Они останавливаются, чтобы Фолькхаймер перевел дух. Вернер смотрит на приемник, достает из кармана отвертку, подтягивает расшатавшуюся петлю. Фолькхаймер глядит на него с нежностью:
— Какое же у тебя будущее…
В тот вечер Вернер ложится на койку и смотрит снизу на матрас Фредерика. По замку гуляет теплый ветер, где-то грохает ставень, по длинным водосточным трубам журчит вода. Вернер тихо-тихо шепчет:
— Не спишь?
Фредерик свешивается с верхней койки, и на миг в полной темноте Вернеру кажется, будто сейчас они наконец скажут друг другу то, что надо сказать.
— Ты мог бы поехать домой, в Берлин.
Фредерик только моргает.
— Твоя мама не стала бы возражать. Она бы, наверное, обрадовалась. И Фанни тоже. Всего на месяц. Или на неделю. Как только ты уедешь, кадеты успокоятся и к твоему возвращению переключатся на кого-нибудь другого. А твоему отцу можно ничего не сообщать.
Однако Фредерик ложится обратно, и Вернер больше его не видит. Голос долетает, отраженный от потолка:
— Может, и к лучшему, что мы больше не друзья, Вернер. — Слишком громко, до опасного громко. — Я понимаю, это обуза: ходить со мной, есть со мной, вечно складывать мою одежду и чистить ботинки, помогать мне с уроками. Тебе надо думать о своей учебе.
Вернер зажмуривается изо всех сил. Перед ним его спальня на чердаке: мышиный топоток в стенах, стук дождя по окнам. Потолок скошен, и выпрямиться во весь рост можно только у двери. И чувство, будто где-то сразу за пределами видимости, словно зрители на галерке, его папа с мамой и француз из радиоприемника.
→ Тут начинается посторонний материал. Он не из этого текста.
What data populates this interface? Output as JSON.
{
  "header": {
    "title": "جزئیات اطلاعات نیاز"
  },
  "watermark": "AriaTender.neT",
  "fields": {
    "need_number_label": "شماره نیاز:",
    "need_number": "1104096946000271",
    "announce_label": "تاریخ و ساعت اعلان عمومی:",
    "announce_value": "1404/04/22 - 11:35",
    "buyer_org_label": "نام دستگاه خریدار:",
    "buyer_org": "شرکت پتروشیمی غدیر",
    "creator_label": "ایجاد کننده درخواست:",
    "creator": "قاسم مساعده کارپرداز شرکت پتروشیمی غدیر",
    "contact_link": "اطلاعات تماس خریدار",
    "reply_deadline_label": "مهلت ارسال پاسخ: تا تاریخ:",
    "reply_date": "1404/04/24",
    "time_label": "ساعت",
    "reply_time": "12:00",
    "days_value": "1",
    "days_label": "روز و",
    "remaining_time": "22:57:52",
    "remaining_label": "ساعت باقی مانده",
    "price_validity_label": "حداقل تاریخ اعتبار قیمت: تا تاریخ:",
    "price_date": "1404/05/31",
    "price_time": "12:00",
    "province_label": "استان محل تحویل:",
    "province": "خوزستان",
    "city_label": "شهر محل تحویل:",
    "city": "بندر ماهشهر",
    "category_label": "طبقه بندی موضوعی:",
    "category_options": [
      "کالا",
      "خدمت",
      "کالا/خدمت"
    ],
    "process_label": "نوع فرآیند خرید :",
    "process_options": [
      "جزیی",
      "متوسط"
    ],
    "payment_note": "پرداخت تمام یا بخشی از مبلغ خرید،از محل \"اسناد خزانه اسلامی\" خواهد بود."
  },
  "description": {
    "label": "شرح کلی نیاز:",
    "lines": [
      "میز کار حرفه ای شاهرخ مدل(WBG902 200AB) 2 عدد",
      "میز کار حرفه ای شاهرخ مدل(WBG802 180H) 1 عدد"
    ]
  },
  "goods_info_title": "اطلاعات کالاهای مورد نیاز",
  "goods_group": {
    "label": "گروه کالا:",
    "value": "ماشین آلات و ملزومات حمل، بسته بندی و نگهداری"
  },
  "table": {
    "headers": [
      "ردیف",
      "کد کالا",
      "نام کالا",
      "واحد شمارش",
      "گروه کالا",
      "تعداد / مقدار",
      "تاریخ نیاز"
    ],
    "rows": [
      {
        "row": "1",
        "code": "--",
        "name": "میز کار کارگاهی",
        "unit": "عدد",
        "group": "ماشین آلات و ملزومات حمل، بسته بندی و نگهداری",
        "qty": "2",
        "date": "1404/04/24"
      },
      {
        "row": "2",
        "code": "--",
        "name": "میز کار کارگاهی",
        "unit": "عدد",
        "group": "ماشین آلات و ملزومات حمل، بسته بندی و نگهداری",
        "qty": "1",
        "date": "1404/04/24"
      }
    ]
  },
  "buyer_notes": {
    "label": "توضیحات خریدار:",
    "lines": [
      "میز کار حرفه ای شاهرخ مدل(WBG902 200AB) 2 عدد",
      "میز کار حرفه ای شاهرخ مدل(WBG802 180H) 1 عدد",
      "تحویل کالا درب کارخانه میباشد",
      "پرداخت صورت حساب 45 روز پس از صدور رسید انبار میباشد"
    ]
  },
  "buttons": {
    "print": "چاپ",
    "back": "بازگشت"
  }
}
Все они смотрят сквозь дребезжащее окно: как-то он поступит?
Он видит несчастное лицо Ютты над обломками радиоприемника и чувствует: что-то огромное и пустое готово пожрать их всех.
— Я совсем не это хотел сказать, — говорит Вернер в одеяло.
Однако Фредерик не отвечает, и оба долго лежат неподвижно, наблюдая, как голубой лунный квадрат ползет по стене.
Старушечий клуб Сопротивления
Мадам Рюэль, жена пекаря, — старуха с приятным голосом, от которой обычно пахнет дрожжами, но иногда сладкими яблоками и пудреницей, — положила стремянку на багажник мужниного автомобиля, вместе с мадам Гибу объехала в сумерках Карентанскую дорогу и гаечным ключом развернула указатели. Хмельные и смеющиеся, они входят в кухню дома номер четыре по улице Воборель.